Genuine appreciation
Exploring it further, more wholeheartedly, in my daily life and in more detail, seeing what is already more true for me, the monster is revealed as not a monster at all. I find the genuine gifts in that which was placed in the shadow, and in the situation I initially didn't want.
As in the story of Jim Button and Luke the Engine Driver by Michael Ende, the demonic queen dragon turned into, when captured and kept safely in a cage, a golden dragon of wisdom. The horrors of it was real as long as it was roaming free, untamed by civilization. But through capturing it, and containing it without killing it, it was allowed to transform into golden wisdom.
What I initially was blind to, and then begrudgingly accepted, is now something there is genuine and unreserved appreciation for.
Examples
For instance, say I have a chronic illness. Initially, I am identified with getting rid of it. After a while, seeing that it hasn't worked yet, I start working on my own attitudes around it. I try to find peace with it, although I still see the illness as something awful and undesirable. Eventually, I may come to see the real gifts in the illness... I start realize what it has brought to my life that I genuinely appreciate... the maturing and deepening that has happened for me through the illness... this obstacle which nothing could be done with... I may still not have chosen it, if there had been a choice, but now, there is a genuine appreciation for it. Beyond acceptance, is appreciation.

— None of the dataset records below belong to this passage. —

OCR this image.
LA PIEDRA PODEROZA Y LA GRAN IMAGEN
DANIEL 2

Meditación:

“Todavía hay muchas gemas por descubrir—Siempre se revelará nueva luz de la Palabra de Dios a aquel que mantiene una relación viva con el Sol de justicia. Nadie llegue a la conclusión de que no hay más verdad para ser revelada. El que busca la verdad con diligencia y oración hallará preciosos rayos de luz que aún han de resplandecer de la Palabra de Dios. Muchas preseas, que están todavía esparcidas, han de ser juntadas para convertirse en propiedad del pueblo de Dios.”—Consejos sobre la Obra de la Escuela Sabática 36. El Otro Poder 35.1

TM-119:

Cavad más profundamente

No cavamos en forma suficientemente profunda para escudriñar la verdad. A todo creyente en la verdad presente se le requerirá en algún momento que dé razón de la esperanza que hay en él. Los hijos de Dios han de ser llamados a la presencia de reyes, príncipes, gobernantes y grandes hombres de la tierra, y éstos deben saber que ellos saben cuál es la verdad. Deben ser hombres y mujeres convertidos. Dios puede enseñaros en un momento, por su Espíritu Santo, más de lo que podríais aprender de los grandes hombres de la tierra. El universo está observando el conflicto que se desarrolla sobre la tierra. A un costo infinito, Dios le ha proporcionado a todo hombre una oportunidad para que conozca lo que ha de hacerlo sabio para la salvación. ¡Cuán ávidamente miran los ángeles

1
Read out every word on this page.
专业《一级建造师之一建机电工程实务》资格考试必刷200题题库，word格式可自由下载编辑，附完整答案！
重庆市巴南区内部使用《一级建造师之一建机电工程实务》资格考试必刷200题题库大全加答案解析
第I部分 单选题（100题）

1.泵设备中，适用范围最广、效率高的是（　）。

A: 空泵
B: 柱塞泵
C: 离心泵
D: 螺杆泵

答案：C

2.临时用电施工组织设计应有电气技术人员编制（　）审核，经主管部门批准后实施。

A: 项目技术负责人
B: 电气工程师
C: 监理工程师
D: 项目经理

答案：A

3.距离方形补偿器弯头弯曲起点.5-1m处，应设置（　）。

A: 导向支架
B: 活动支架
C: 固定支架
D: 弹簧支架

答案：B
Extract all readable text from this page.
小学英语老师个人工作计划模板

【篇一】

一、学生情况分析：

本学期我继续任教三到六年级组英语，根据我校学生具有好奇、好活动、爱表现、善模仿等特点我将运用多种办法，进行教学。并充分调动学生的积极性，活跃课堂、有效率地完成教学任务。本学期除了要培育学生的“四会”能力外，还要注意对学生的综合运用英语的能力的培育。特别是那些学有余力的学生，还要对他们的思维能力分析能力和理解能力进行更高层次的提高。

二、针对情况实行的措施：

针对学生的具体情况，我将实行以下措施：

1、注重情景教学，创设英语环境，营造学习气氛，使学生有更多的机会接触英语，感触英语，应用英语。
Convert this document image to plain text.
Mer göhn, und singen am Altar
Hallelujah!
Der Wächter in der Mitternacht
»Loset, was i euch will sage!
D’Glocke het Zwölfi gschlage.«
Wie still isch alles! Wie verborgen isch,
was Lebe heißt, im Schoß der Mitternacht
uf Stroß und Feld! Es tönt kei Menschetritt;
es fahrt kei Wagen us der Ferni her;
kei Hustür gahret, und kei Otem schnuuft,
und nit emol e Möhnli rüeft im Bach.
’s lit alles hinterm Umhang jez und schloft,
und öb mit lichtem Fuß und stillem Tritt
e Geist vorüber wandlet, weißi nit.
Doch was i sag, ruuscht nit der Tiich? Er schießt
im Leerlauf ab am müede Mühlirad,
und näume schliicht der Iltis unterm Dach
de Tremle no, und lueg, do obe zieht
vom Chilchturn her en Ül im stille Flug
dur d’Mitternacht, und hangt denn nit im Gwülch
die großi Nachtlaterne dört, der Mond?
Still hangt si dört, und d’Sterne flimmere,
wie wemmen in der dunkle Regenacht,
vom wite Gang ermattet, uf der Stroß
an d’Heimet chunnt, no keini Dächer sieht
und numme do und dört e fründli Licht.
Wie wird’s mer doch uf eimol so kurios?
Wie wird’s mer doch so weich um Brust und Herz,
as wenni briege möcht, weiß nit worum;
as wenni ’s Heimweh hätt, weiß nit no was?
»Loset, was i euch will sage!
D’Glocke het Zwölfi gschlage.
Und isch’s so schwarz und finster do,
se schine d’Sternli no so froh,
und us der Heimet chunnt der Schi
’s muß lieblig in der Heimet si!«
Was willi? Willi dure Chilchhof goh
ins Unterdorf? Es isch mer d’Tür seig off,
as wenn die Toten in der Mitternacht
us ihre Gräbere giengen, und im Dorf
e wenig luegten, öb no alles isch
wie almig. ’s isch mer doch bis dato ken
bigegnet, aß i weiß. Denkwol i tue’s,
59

Or I may have trouble with anger, for instance through a one-sided identity as somebody who is not angry. Anger then becomes a real problem, and something I try to avoid in myself and others. It becomes a monster in my life. Then, I may half-heartedly accept that it is here as well, although I still don't like it much. And finally, as I explore it further, I see how it supports my life when it is allowed to become a part of the team of all of me. I learn to genuinely appreciate all of its many gifts to my life... its energy, its ability to get things done in certain situations, its assistance in getting through to people if everything else fails.
Alchemy
In alchemy, this is the process of nigredo (the suffering of being in the grips of it), albedo (the work), and rubedo (the fruition of the work.)